Similar to Prague, Valencia is best seen on foot. Aside from Barcelona, Valencia is the only Spanish city that has ferry access to the Balearic Islands (Mallorca, Ibiza and Menorca) every day at 3 p.m. From the Valencian harbor, students can catch a four hour ferry to any of these popular spring break locations. Be prepared for lots of tourists. And don’t forget to check out the Tomato Festival better known as “La Tomatina” which takes place in August. Read all about it in my AC article.

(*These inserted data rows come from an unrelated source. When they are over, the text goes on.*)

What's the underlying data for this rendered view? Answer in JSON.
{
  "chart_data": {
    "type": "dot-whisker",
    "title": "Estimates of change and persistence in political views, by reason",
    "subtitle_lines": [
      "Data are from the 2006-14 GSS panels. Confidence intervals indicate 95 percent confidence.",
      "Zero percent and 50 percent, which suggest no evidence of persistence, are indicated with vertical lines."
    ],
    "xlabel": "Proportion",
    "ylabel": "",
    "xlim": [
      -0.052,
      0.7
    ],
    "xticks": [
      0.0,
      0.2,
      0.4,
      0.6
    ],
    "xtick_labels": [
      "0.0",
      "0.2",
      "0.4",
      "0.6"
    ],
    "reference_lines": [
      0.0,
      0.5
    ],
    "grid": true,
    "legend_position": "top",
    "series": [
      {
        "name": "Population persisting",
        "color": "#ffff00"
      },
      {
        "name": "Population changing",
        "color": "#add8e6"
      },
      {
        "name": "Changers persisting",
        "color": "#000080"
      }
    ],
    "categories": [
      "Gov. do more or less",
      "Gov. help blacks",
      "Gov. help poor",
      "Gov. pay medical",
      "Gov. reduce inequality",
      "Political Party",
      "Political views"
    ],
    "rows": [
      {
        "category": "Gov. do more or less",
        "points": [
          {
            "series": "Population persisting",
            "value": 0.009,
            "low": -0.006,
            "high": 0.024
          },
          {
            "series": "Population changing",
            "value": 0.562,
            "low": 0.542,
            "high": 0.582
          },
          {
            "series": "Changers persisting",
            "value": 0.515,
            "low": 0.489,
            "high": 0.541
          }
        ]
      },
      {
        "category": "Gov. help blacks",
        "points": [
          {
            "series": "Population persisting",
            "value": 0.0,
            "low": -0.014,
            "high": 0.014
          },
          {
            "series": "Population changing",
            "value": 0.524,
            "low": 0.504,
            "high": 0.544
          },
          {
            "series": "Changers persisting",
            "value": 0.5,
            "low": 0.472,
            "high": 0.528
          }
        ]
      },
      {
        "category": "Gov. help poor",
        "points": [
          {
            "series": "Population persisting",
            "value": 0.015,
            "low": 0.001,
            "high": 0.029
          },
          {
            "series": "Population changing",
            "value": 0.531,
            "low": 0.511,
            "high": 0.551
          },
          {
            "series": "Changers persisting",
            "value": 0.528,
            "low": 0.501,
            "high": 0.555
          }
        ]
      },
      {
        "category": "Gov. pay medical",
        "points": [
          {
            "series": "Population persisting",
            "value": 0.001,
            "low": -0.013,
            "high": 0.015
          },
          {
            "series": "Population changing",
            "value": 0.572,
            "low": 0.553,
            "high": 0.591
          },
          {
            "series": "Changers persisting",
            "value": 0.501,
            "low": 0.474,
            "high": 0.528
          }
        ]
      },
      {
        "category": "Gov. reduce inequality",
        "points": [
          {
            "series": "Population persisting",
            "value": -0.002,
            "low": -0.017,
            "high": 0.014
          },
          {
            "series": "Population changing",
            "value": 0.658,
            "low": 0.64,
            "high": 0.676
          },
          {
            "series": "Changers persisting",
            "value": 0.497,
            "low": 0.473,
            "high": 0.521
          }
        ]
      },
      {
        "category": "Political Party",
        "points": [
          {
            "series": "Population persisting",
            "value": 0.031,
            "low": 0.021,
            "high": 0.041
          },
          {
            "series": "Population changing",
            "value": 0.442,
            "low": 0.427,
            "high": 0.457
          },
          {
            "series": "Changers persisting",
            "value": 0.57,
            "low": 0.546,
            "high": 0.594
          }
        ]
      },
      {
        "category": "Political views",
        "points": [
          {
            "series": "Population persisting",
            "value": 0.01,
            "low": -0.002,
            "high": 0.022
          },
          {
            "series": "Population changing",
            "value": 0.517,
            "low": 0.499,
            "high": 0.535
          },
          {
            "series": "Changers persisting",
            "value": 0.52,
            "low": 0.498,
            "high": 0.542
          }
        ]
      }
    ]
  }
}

The City of Arts and Sciences (Ciudad de Las Artes y Las Ciencias), Jardin Botanico (Botanical Garden), the Central Market, Fallas Museu, El Palmar and the Albufera of Valencia are but a few of the many places to see and enjoy.
For more information log on to www.turisvalencia.es or www.24-7valencia.com. And tell them Gary sent you.
One last note: a EuroRail pass is still a good way for students to travel, but these days there are so many inexpensive regional airlines jetting tourists back and forth, you can easily travel quicker and cheaper by air. Just a thought!
So there you have it! And you thought there’d be nothing for you to do during holiday break! Are you kidding? As a student, you have all of Europe at your beck and call – in fact the hardest thing may be going back to school!